An andere Stelle hege ich aber Aversionen.
Folg’ ich diesen Spuren ist es nicht mehr weit. Lauf’ ich diese Straße lang bin ich gleich da” in monotoner Wiederholung in Hydra oder ausgelutschtes wie “Schnell langsam, langsam schnell, hell dunkel, dunkel hell” in Univers ist weder frisch sondern schlichtweg langweilig und hat ungefähr den Innovationscharme von Atomenergie, womit wir dann ja doch wieder bei Krafterk wären deren Radioactivity wiedermal ungeahnte Aktualität hat.

Also MIT, nachbessern statt nacheifern und dann hören und kaufgen wir das nächste Album auch wieder!

Und ein Dank’ an A.A, der mich auf dieses Album aufmerksam gemacht hat.

Unsere Anspieltipps:
  • 02. Fieber
    Rund.
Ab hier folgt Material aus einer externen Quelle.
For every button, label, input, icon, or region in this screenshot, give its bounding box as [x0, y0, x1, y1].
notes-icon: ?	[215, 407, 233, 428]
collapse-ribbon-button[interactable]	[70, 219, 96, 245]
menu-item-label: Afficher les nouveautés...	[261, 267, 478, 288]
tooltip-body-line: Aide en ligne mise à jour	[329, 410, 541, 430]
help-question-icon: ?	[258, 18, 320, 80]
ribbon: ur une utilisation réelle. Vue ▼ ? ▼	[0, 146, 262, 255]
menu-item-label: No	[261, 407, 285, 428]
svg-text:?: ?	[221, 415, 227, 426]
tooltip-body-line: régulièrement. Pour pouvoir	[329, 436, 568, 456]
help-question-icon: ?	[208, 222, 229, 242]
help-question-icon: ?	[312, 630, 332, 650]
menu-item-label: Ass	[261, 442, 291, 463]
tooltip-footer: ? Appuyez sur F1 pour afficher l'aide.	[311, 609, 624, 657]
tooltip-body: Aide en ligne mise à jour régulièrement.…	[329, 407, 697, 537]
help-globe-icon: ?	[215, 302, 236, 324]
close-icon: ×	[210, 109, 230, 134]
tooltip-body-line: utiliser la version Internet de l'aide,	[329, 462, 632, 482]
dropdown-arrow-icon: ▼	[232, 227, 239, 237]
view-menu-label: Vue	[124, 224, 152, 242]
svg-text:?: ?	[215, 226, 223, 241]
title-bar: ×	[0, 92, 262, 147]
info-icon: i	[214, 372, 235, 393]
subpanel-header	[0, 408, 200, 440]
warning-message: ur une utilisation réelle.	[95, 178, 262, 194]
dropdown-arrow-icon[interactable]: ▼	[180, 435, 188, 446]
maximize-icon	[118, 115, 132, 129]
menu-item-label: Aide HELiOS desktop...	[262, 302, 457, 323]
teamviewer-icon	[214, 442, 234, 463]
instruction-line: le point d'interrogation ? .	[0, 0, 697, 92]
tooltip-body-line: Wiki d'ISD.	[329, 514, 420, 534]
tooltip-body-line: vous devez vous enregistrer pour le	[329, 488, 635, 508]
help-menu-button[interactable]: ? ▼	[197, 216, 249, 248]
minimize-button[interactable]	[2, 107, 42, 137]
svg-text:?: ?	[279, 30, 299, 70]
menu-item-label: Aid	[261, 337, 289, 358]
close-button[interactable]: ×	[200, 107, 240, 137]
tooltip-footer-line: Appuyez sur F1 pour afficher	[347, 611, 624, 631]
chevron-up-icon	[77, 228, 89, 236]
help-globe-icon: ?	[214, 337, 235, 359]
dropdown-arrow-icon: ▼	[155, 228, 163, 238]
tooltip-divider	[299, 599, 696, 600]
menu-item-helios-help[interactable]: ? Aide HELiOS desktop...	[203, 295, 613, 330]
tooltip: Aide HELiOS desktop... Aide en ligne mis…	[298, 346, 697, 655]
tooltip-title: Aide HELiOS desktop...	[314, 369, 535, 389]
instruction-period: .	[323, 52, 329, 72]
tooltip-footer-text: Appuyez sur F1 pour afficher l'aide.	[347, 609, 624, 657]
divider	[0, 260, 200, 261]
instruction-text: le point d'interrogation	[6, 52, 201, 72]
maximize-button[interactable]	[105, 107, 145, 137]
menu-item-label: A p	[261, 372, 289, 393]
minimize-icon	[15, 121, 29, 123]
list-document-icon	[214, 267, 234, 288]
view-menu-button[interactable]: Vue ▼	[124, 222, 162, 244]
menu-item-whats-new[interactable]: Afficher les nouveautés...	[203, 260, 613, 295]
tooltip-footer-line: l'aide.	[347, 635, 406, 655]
Auch wenn ich keine Wälder baue………..
  • 04. Pudong
    Ist natürlich nicht alles schlecht. Hier mal die guten Seiten, und trotz der Hallvocals ist das annehmbar anhörbar. Und auch einigermaßen ankuckbar.
  • 08. Figur
    Klingt im Endeffekt genau wie die 02. Aber das ist ja das Problem dieser Scheibe.